Washington uses more H-2A workers than any other Western state, mainly in cultivation and harvest of tree fruit. Use in packing tree fruit is increasing. Most of the workers come from Mexico.

“We will have nearly 15,000 (H-2A) in 2016. Imagine what we would do if we had 15,000 fewer seasonal workers. We would be sunk, devastated,” Fazio said.

The H-2A program allows agricultural employers to hire foreign guest workers on temporary work visas to fill seasonal jobs. Employers must show a shortage of U.S. workers in the area and provide housing, transportation and a minimum wage.

Rapid growth of H-2A workers in landscape nurseries, berries and tree fruit is likely in Oregon and in tree fruit and hops in Idaho as annual growth slows from 40 to 15 percent in Washington where use already is high, Fazio has said.

Wafla hired and provided to growers 7,895 of the 11,844 H-2A workers in Washington in 2015, DOL statistics show. Zirkle Fruit Co., Selah, hired 2,889.

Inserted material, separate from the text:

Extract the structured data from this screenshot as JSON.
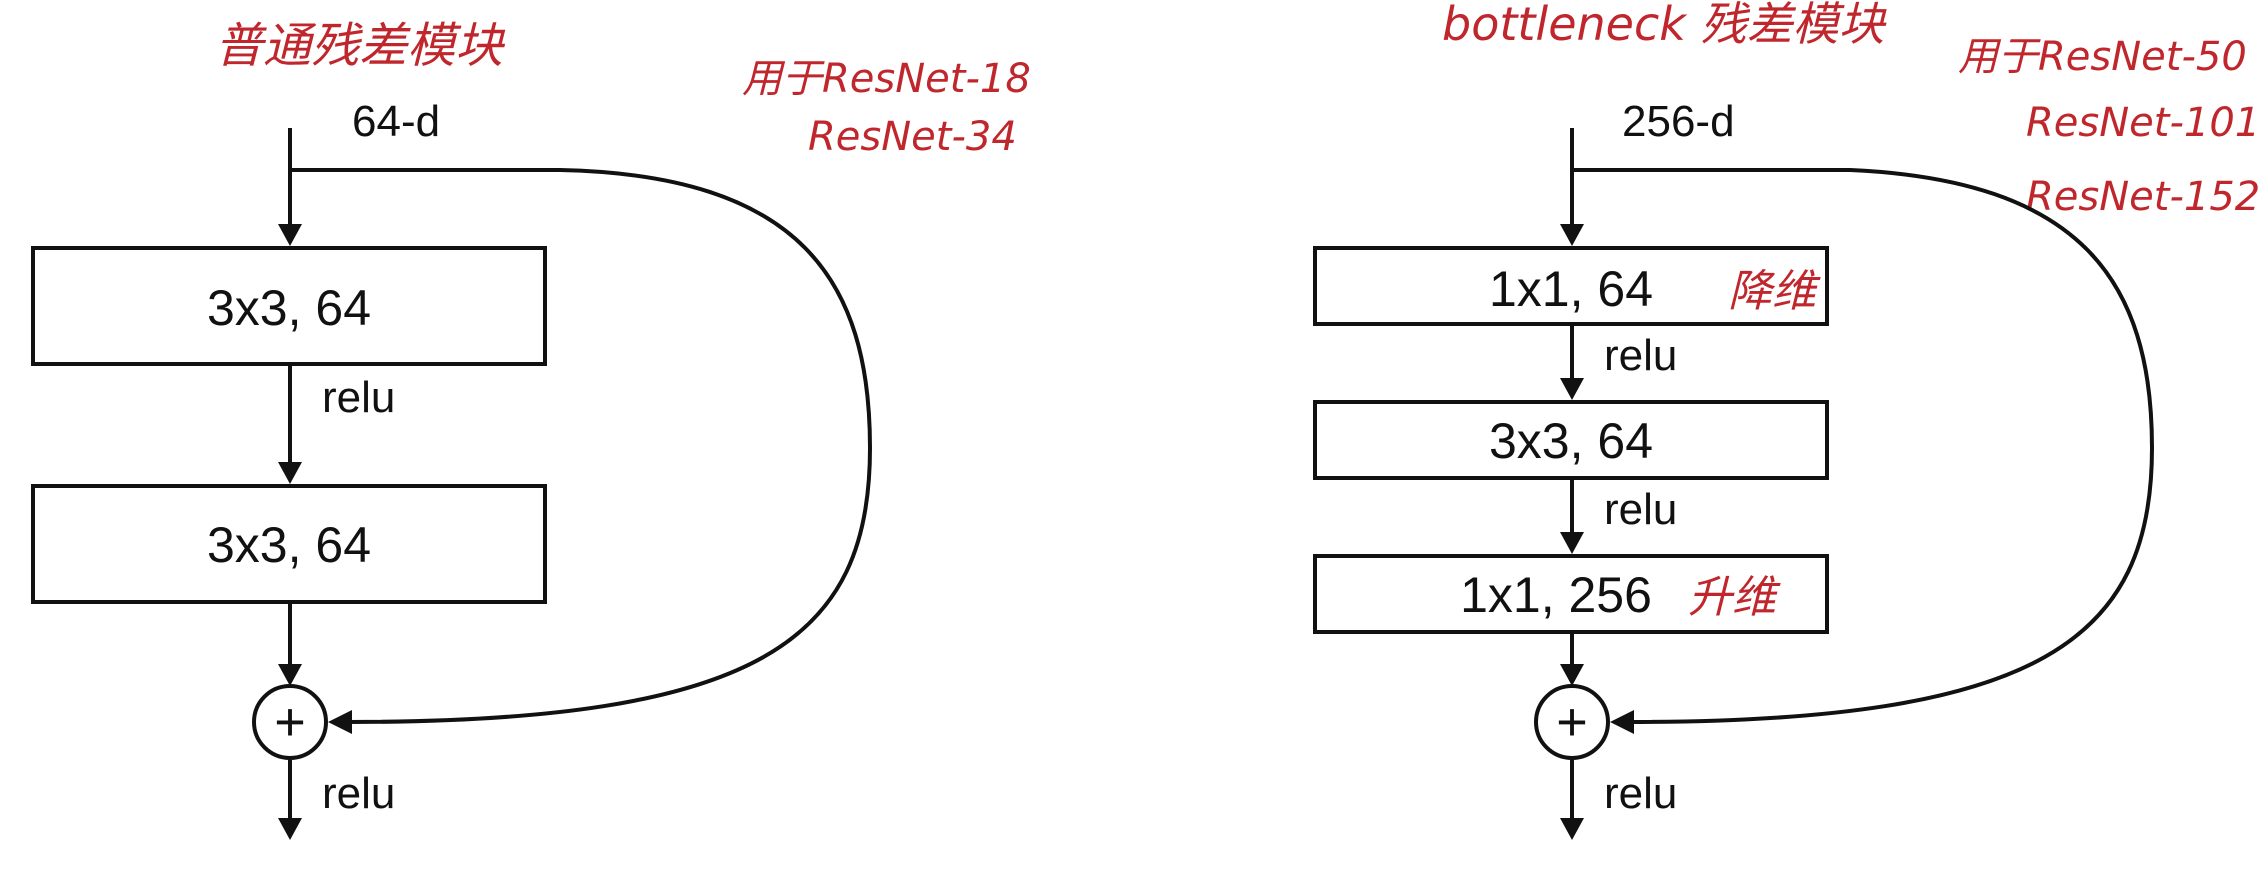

The DOL certified 17,942 H-2A workers for Florida in 2015, 17,696 for North Carolina and 14,393 for Georgia. Washington ranked fourth at 11,844 and California was fifth at 8,591. Louisiana, Kentucky, New York, Arizona and South Carolina completed the top 10.

Oregon hired about 250 H-2A workers in 2015 and is expected to increase by 100 this year, WAFLA has said. Idaho was at 30 and likely will increase to 50.

The top 10 H-2A users in 2015 by crop or occupation were: tobacco, 14,544; berries, 12,520; apples, 7,507; hay and straw, 6,989; oranges, 5,882; melons, 5,843; nursery and greenhouse, 5,109; agricultural equipment operators, 4,974; fruits and vegetables, 4,639; and onions, 4,610.